Researchers could use the PMI Cohort to study the natural history of diseases and develop more personalized treatments for patients. With more access to standardized information, healthcare providers could potentially make more informed health decisions.

The authors of the blog post encourage EHR vendors to join the Argonaut Project’s free Implementation Program, which provides users with support on FHIR and SMART’s OAuth. S4S will build on the work conducted by Argonaut.

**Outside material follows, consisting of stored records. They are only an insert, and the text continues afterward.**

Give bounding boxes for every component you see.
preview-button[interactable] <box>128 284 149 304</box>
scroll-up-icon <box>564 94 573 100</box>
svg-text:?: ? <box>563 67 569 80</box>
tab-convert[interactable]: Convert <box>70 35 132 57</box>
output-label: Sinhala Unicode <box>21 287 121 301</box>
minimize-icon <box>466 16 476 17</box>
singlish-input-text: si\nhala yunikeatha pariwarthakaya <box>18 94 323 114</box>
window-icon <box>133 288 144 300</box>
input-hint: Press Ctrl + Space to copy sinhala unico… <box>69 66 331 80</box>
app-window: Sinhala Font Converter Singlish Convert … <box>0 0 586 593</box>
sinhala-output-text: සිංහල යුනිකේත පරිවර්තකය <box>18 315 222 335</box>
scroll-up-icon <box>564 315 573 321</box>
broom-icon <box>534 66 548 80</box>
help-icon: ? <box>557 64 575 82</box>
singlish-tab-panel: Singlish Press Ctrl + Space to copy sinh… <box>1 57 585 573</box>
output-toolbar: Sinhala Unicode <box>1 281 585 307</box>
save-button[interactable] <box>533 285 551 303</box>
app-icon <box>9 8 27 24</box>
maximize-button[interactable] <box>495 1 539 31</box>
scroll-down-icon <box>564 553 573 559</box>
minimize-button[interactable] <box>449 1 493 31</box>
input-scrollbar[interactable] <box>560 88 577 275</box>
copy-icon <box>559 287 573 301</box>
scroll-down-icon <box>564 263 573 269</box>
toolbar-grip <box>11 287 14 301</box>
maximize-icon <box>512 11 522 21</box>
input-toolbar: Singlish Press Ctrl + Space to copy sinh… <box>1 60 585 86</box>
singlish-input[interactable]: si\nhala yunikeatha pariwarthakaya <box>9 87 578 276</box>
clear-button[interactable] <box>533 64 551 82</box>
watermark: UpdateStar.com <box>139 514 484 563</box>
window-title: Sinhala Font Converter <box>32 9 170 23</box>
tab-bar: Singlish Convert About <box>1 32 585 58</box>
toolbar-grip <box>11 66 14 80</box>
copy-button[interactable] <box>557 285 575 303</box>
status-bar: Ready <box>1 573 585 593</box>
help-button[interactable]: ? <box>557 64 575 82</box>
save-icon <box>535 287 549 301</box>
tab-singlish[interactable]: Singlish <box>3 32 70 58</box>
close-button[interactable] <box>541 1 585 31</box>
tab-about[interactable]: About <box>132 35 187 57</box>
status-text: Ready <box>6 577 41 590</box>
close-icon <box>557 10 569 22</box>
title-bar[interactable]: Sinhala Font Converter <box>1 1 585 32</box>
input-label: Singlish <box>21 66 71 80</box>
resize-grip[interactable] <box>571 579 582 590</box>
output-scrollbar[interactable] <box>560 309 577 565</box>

By making it easier for participants to input their data, researchers could potentially have access to comprehensive health data on their research participants. Researchers could view lab results, vital signs, health problems, medications, and immunizations. Pilot developers claim that the health data may need less “cleanup” than the usual EHR data because of the standardization of APIs.

Physicians might spend less time and energy inputting health data for research because vendor-sponsored patient portals will automate the flow of EHR information.

EHR vendors could have a “method to empower their health care provider customers, to facilitate research, to participate in the development of stronger health care systems, and to meet EHR Incentive Program requirements for API-based patient access,” the blog post states.

S4S is NIH’s key to creating and updating the PMI Cohort. ONC and NIH intend for S4S to begin the process for managing large volumes of health data in meaningful and useful ways for precision medicine research.